Fix: Knowledge Base Uploads Stuck On Production

by Admin 48 views
Fix: Knowledge Base Uploads Stuck on Production

Having trouble with your knowledge base uploads getting stuck on production? You're not alone! Many users have experienced this frustrating issue, where uploads get stuck at various percentages, like 25%, 31%, 65%, or even 98%. The good news is, there's a solution! This article dives deep into the root cause of the problem and offers a clear, actionable fix to get your uploads running smoothly again.

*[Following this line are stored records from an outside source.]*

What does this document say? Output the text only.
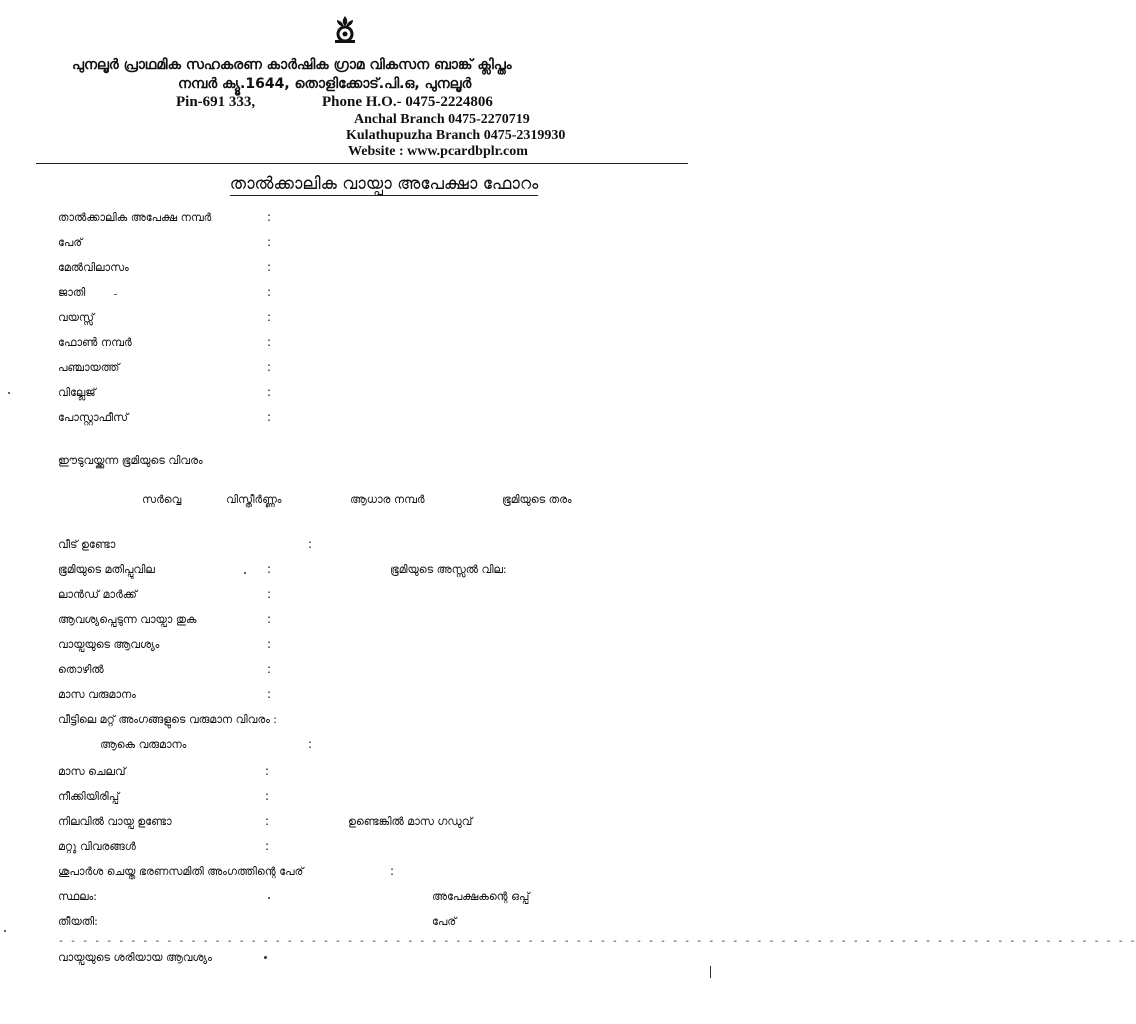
പുനലൂർ പ്രാഥമിക സഹകരണ കാർഷിക ഗ്രാമ വികസന ബാങ്ക് ക്ലിപ്തം
നമ്പർ ക്യൂ.1644, തൊളിക്കോട്.പി.ഒ, പുനലൂർ
Pin-691 333,	Phone H.O.- 0475-2224806
Anchal Branch 0475-2270719
Kulathupuzha Branch 0475-2319930
Website : www.pcardbplr.com
താൽക്കാലിക വായ്പാ അപേക്ഷാ ഫോറം
താൽക്കാലിക അപേക്ഷ നമ്പർ	:
പേര്	:
മേൽവിലാസം	:
ജാതി	:
വയസ്സ്	:
ഫോൺ നമ്പർ	:
പഞ്ചായത്ത്	:
വില്ലേജ്	:
പോസ്റ്റാഫീസ്	:
ഈടുവയ്ക്കുന്ന ഭൂമിയുടെ വിവരം
സർവ്വെ	വിസ്തീർണ്ണം	ആധാര നമ്പർ	ഭൂമിയുടെ തരം
വീട് ഉണ്ടോ	:
ഭൂമിയുടെ മതിപ്പുവില	:	ഭൂമിയുടെ അസ്സൽ വില:
ലാൻഡ് മാർക്ക്	:
ആവശ്യപ്പെടുന്ന വായ്പാ തുക	:
വായ്പയുടെ ആവശ്യം	:
തൊഴിൽ	:
മാസ വരുമാനം	:
വീട്ടിലെ മറ്റ് അംഗങ്ങളുടെ വരുമാന വിവരം :
ആകെ വരുമാനം	:
മാസ ചെലവ്	:
നീക്കിയിരിപ്പ്	:
നിലവിൽ വായ്പ ഉണ്ടോ	:	ഉണ്ടെങ്കിൽ മാസ ഗഡുവ്
മറ്റു വിവരങ്ങൾ	:
ശുപാർശ ചെയ്ത ഭരണസമിതി അംഗത്തിന്റെ പേര്	:
സ്ഥലം:	അപേക്ഷകന്റെ ഒപ്പ്
തീയതി:	പേര്
- - - - - - - - - - - - - - - - - - - - - - - - - - - - - - - - - - - - - - - - - - - - - - - - - - - - - - - - - - - - - - - - - - - - - - - - - - - - - - - - - - - - - - - - - -
വായ്പയുടെ ശരിയായ ആവശ്യം
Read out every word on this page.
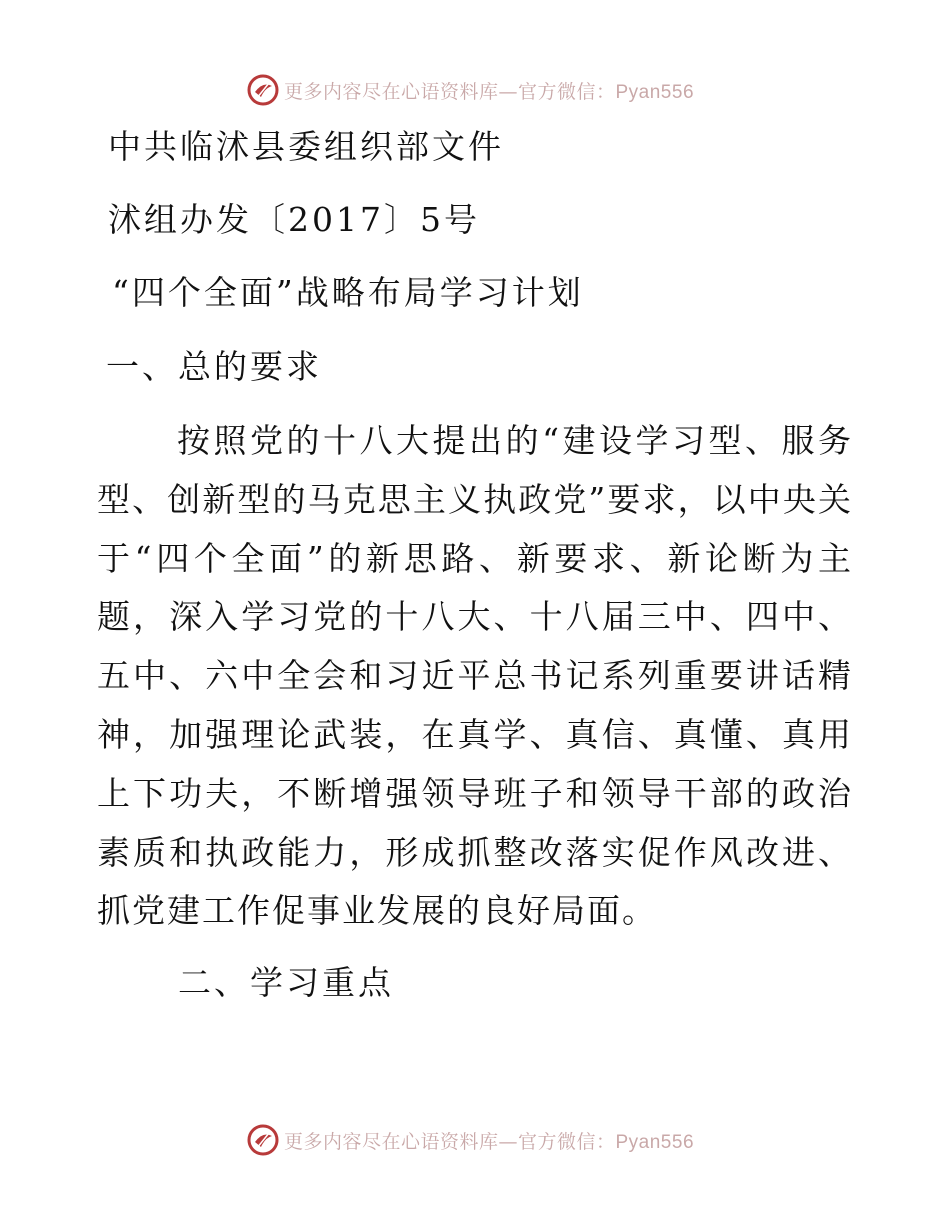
更多内容尽在心语资料库—官方微信：Pyan556
中共临沭县委组织部文件
沭组办发〔2017〕5号
“四个全面”战略布局学习计划
一、总的要求
按照党的十八大提出的“建设学习型、服务型、创新型的马克思主义执政党”要求，以中央关于“四个全面”的新思路、新要求、新论断为主题，深入学习党的十八大、十八届三中、四中、五中、六中全会和习近平总书记系列重要讲话精神，加强理论武装，在真学、真信、真懂、真用上下功夫，不断增强领导班子和领导干部的政治素质和执政能力，形成抓整改落实促作风改进、抓党建工作促事业发展的良好局面。
二、学习重点
更多内容尽在心语资料库—官方微信：Pyan556
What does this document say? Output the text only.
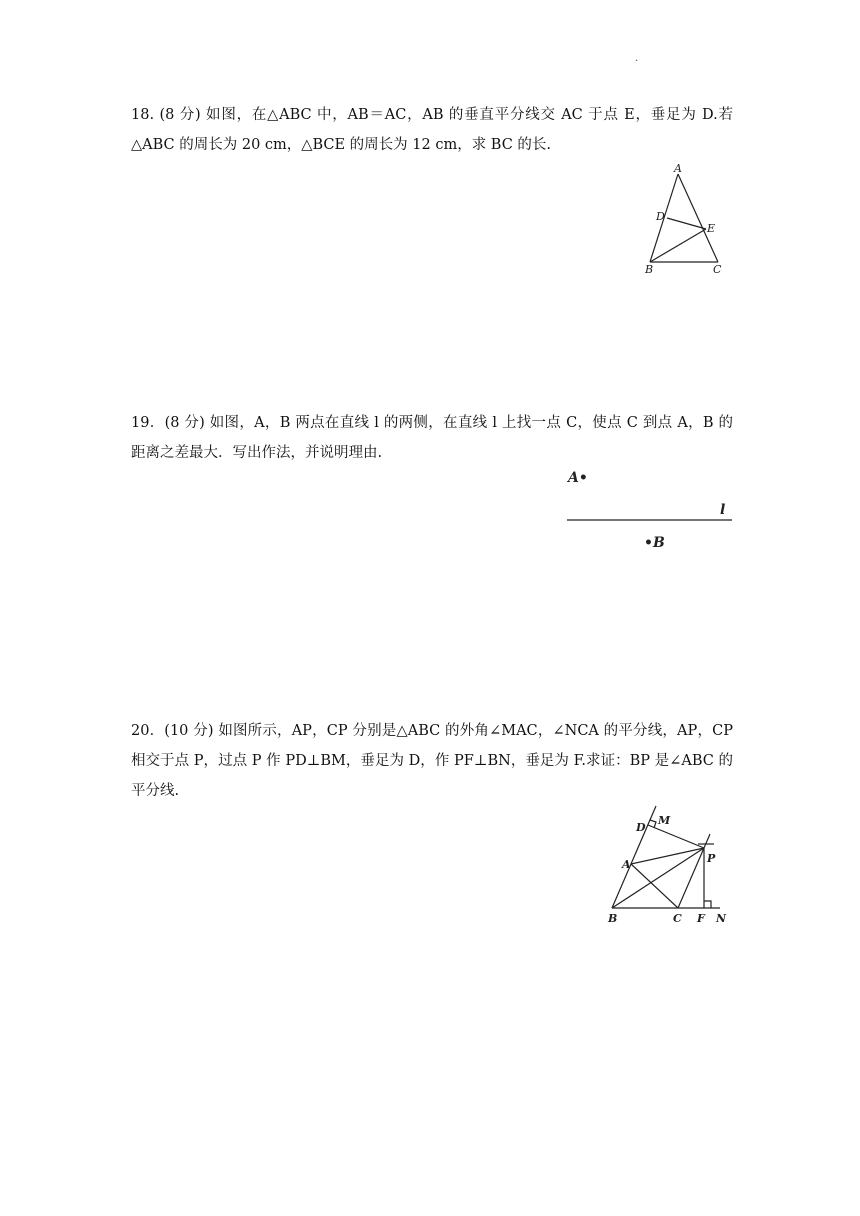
·
18. (8 分) 如图，在△ABC 中，AB＝AC，AB 的垂直平分线交 AC 于点 E，垂足为 D.若△ABC 的周长为 20 cm，△BCE 的周长为 12 cm，求 BC 的长.
A
D
E
B	C
19．(8 分) 如图，A，B 两点在直线 l 的两侧，在直线 l 上找一点 C，使点 C 到点 A，B 的距离之差最大．写出作法，并说明理由.
A•
l
•B
20．(10 分) 如图所示，AP，CP 分别是△ABC 的外角∠MAC，∠NCA 的平分线，AP，CP 相交于点 P，过点 P 作 PD⊥BM，垂足为 D，作 PF⊥BN，垂足为 F.求证：BP 是∠ABC 的平分线.
D
M
A	P
B	C F N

The Problem: Stuck Knowledge Base Uploads

So, what's the deal? You kick off a knowledge base upload, everything seems fine initially, but then it grinds to a halt. It's like hitting a brick wall, and you're left wondering why. This issue primarily affects production environments, while uploads often work perfectly fine on local setups.

Here are some examples of stuck uploads reported by users:

  • "Awareness: The Perils and Opportunities of Reality" - Stuck at 50/162 chunks (31%)
  • "Rewire: A Radical Approach..." - Stuck at 150/229 chunks (65%)
  • "The Untethered Soul" - Stuck at 192/196 chunks (98%)

Imagine getting so close to the finish line, only to have the upload stall at 98%! Frustrating, right? Understanding the root cause is the first step to resolving this issue and ensuring smooth knowledge base updates.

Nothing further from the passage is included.